Today we have HIV-positive patients who have survived 15 years without developing AIDS due to modern day treatment.

Still there is no known cure for AIDS. This and the fact that AIDS often leads to an early death, emphasize the importance of prevention. Never have unprotected sex for any reason.

If you're diagnosed as HIV-positive

Practice safe sex. Always use a condom and water-based lubricant for vaginal or anal intercourse. Use a barrier such as a condom, saran wrap, or dental dam during oral sex. Do not share sexual devices.

Tell everyone you've had sex with. They need to be tested. If they have it, then their other sexual partners need to know as well. Pregnant women need to know you have HIV whether or you're the father or not, because they need to be tested, and if they are HIV positive, they need to take treatment to protect the baby from acquiring the disease.

Tell your health care providers so you can get the best treatment.

Don't share needles or syringes.

Don't donate blood or organs

Don't share razor blades or tooth brushes

Get medical care right away, especially if you're pregnant. Pregnant mothers who receive treatment and have a cesarean section can greatly reduce their child's risk of acquiring the disease.

Find a doctor that you feel comfortable with and one that is well experienced and knowledgeable about the treatment of AIDS.

Follow your doctors instructions exactly! You might be instructed to take medication throughout the day. Adhere to this schedule.
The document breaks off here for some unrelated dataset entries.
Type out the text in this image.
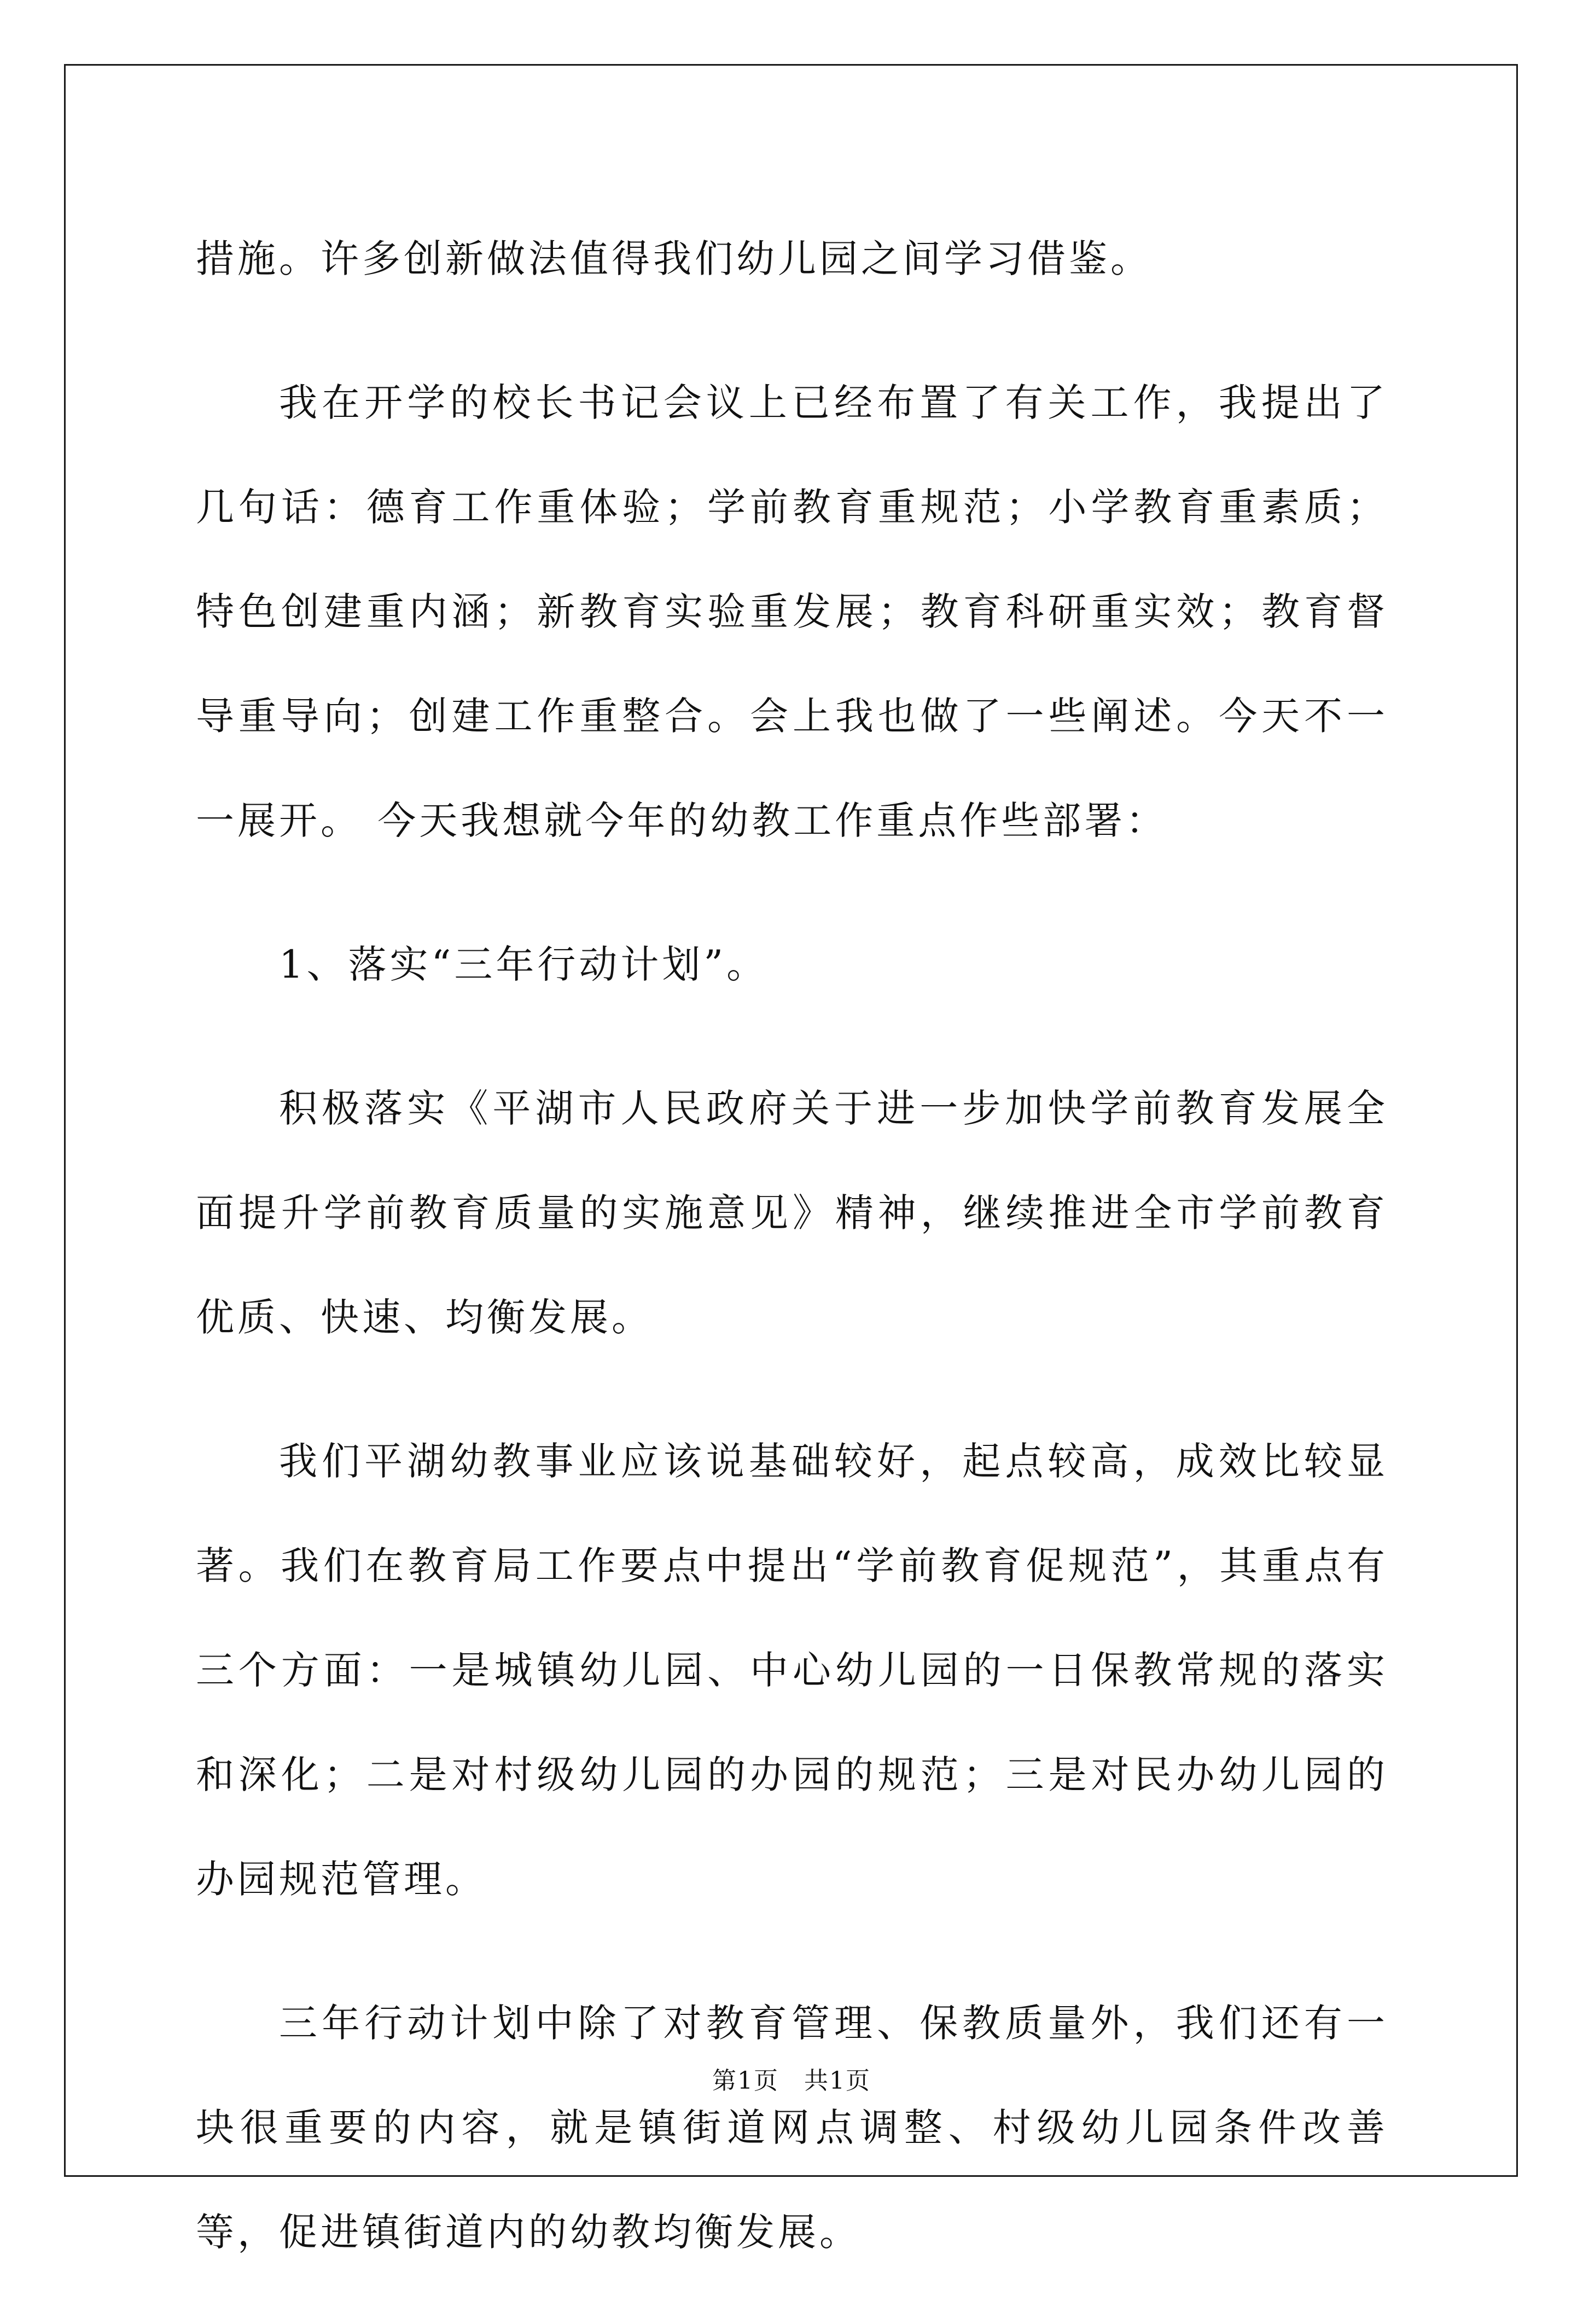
措施。许多创新做法值得我们幼儿园之间学习借鉴。

我在开学的校长书记会议上已经布置了有关工作，我提出了几句话：德育工作重体验；学前教育重规范；小学教育重素质；特色创建重内涵；新教育实验重发展；教育科研重实效；教育督导重导向；创建工作重整合。会上我也做了一些阐述。今天不一一展开。 今天我想就今年的幼教工作重点作些部署：

1、落实“三年行动计划”。

积极落实《平湖市人民政府关于进一步加快学前教育发展全面提升学前教育质量的实施意见》精神，继续推进全市学前教育优质、快速、均衡发展。

我们平湖幼教事业应该说基础较好，起点较高，成效比较显著。我们在教育局工作要点中提出“学前教育促规范”，其重点有三个方面：一是城镇幼儿园、中心幼儿园的一日保教常规的落实和深化；二是对村级幼儿园的办园的规范；三是对民办幼儿园的办园规范管理。

三年行动计划中除了对教育管理、保教质量外，我们还有一块很重要的内容，就是镇街道网点调整、村级幼儿园条件改善等，促进镇街道内的幼教均衡发展。

第1页　共1页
If you get sick from the medication, call your doctor, but do not stop taking it on schedule.

Get immunizations to prevent pneumonia, the flu and other infections.
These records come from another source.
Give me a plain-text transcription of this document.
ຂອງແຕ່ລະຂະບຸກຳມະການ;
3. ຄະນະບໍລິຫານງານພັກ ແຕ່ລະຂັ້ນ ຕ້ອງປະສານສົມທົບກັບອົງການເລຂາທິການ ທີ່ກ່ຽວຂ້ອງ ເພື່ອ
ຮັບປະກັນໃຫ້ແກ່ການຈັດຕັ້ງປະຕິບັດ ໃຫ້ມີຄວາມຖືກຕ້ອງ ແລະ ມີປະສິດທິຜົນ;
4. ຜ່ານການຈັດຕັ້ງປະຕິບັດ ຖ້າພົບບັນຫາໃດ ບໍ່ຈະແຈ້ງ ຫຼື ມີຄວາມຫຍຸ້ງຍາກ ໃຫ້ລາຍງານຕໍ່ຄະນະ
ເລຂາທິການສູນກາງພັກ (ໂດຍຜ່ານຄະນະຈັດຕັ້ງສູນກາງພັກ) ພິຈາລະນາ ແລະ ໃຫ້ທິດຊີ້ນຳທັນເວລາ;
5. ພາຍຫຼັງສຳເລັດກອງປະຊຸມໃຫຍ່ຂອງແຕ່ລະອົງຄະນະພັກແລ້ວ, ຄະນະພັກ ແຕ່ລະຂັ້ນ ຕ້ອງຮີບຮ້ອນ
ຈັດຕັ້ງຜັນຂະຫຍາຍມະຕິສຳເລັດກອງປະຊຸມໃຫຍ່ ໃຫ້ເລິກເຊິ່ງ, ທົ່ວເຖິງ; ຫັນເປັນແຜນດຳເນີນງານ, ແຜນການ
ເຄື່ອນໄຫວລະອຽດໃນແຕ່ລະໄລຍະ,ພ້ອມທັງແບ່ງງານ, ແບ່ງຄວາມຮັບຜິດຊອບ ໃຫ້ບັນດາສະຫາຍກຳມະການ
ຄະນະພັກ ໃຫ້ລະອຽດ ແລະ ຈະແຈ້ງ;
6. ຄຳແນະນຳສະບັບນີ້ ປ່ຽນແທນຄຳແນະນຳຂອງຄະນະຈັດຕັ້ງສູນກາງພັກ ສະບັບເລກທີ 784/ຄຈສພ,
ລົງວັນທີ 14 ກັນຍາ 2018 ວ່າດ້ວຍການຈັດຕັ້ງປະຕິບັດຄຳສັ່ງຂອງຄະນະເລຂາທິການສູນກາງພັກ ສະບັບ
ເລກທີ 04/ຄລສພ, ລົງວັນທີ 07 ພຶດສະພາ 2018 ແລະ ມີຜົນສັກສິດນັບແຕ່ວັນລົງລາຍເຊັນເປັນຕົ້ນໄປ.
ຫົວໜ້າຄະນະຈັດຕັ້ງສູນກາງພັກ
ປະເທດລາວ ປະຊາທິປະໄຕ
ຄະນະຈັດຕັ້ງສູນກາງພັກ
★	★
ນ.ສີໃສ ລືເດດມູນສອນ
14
Make sure you tell your doctor about every medication, alternative medicine or herbs you're using to ensure they don't interfere with the medication he/she prescribes.
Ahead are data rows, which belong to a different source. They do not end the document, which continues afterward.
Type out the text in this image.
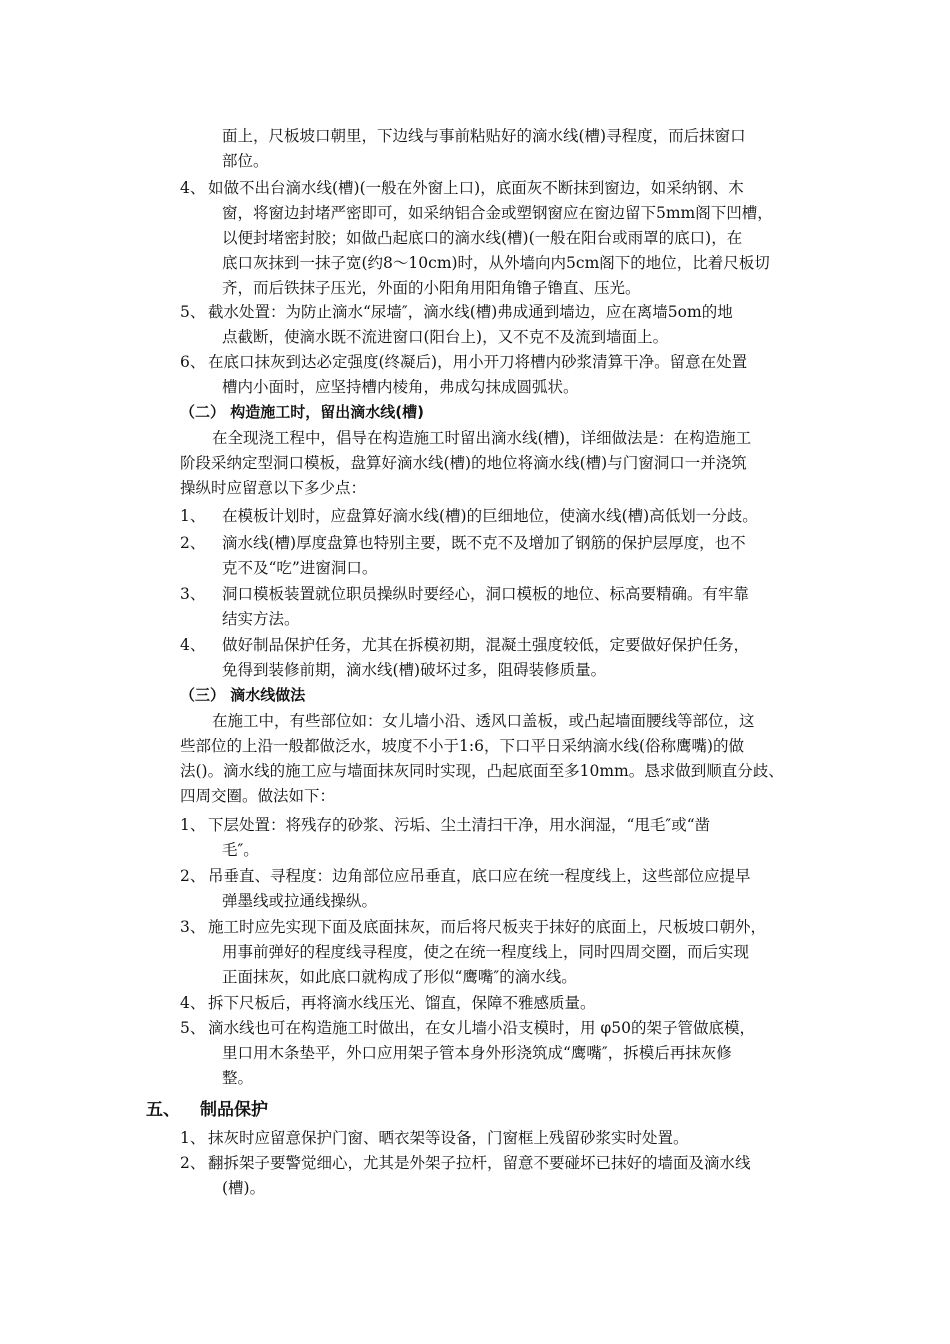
面上，尺板坡口朝里，下边线与事前粘贴好的滴水线(槽)寻程度，而后抹窗口
部位。
4、 如做不出台滴水线(槽)(一般在外窗上口)，底面灰不断抹到窗边，如采纳钢、木
窗，将窗边封堵严密即可，如采纳铝合金或塑钢窗应在窗边留下5mm阁下凹槽，
以便封堵密封胶；如做凸起底口的滴水线(槽)(一般在阳台或雨罩的底口)，在
底口灰抹到一抹子宽(约8～10cm)时，从外墙向内5cm阁下的地位，比着尺板切
齐，而后铁抹子压光，外面的小阳角用阳角镥子镥直、压光。
5、 截水处置：为防止滴水“尿墙″，滴水线(槽)弗成通到墙边，应在离墙5om的地
点截断，使滴水既不流进窗口(阳台上)，又不克不及流到墙面上。
6、 在底口抹灰到达必定强度(终凝后)，用小开刀将槽内砂浆清算干净。留意在处置
槽内小面时，应坚持槽内棱角，弗成勾抹成圆弧状。
（二） 构造施工时，留出滴水线(槽)
在全现浇工程中，倡导在构造施工时留出滴水线(槽)，详细做法是：在构造施工
阶段采纳定型洞口模板，盘算好滴水线(槽)的地位将滴水线(槽)与门窗洞口一并浇筑
操纵时应留意以下多少点：
1、 在模板计划时，应盘算好滴水线(槽)的巨细地位，使滴水线(槽)高低划一分歧。
2、 滴水线(槽)厚度盘算也特别主要，既不克不及增加了钢筋的保护层厚度，也不
克不及“吃”进窗洞口。
3、 洞口模板装置就位职员操纵时要经心，洞口模板的地位、标高要精确。有牢靠
结实方法。
4、 做好制品保护任务，尤其在拆模初期，混凝土强度较低，定要做好保护任务，
免得到装修前期，滴水线(槽)破坏过多，阻碍装修质量。
（三） 滴水线做法
在施工中，有些部位如：女儿墙小沿、透风口盖板，或凸起墙面腰线等部位，这
些部位的上沿一般都做泛水，坡度不小于1:6，下口平日采纳滴水线(俗称鹰嘴)的做
法()。滴水线的施工应与墙面抹灰同时实现，凸起底面至多10mm。恳求做到顺直分歧、
四周交圈。做法如下：
1、 下层处置：将残存的砂浆、污垢、尘土清扫干净，用水润湿，“甩毛″或“凿
毛″。
2、 吊垂直、寻程度：边角部位应吊垂直，底口应在统一程度线上，这些部位应提早
弹墨线或拉通线操纵。
3、 施工时应先实现下面及底面抹灰，而后将尺板夹于抹好的底面上，尺板坡口朝外，
用事前弹好的程度线寻程度，使之在统一程度线上，同时四周交圈，而后实现
正面抹灰，如此底口就构成了形似“鹰嘴″的滴水线。
4、 拆下尺板后，再将滴水线压光、馏直，保障不雅感质量。
5、 滴水线也可在构造施工时做出，在女儿墙小沿支模时，用 φ50的架子管做底模，
里口用木条垫平，外口应用架子管本身外形浇筑成“鹰嘴″，拆模后再抹灰修
整。
五、 制品保护
1、 抹灰时应留意保护门窗、晒衣架等设备，门窗框上残留砂浆实时处置。
2、 翻拆架子要警觉细心，尤其是外架子拉杆，留意不要碰坏已抹好的墙面及滴水线
(槽)。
Take great care of your body...

No smoking, alcohol or illegal drugs. These weaken your body.

Eat the healthiest diet you can, with lots of fruits, vegetables, whole grains, lean protein and supplements of vitamin and mineral as recommended by a registered dietician or your doctor.

Avoid infection caused by food. Avoid unpasteurized dairy products, raw eggs and raw seafood. Have all your meat prepared well-done.

Drink great quality purified water. Only drink boiled tap water, bottled water, or water filtered using reverse osmosis as part of the purification process.

Exercise regularly to improve your strength, energy level and mood.

Get at least 8 hours of quality sleep every night.

Be careful around your pets. Always wash your hands with anti-bacterial soap and water immediately after petting or playing with them. Have someone else clean up your pets cage, litter box, or feces. If you must do it yourself use latex gloves and wash your hands with anti-bacterial soap and water immediately afterwards.

Reduce your stress by finding ways to relax. (music, reading, stretching, meditation, yoga and exercise all help you relax)

Wash your hands with anti-bacterial soap and water before eating or preparing food, after visiting public places and after using the restroom. Carry an evaporating anti-bacterial gel to wash your hands when anti-bacterial soap and water is not available.

Educate yourself on HIV and AIDS

Find a support system, whether it's family and friends, another HIV carrier, a counselor or support group of other HIV carriers.

Make a conscious decision to use your condition as a wake up call to live life to the fullest.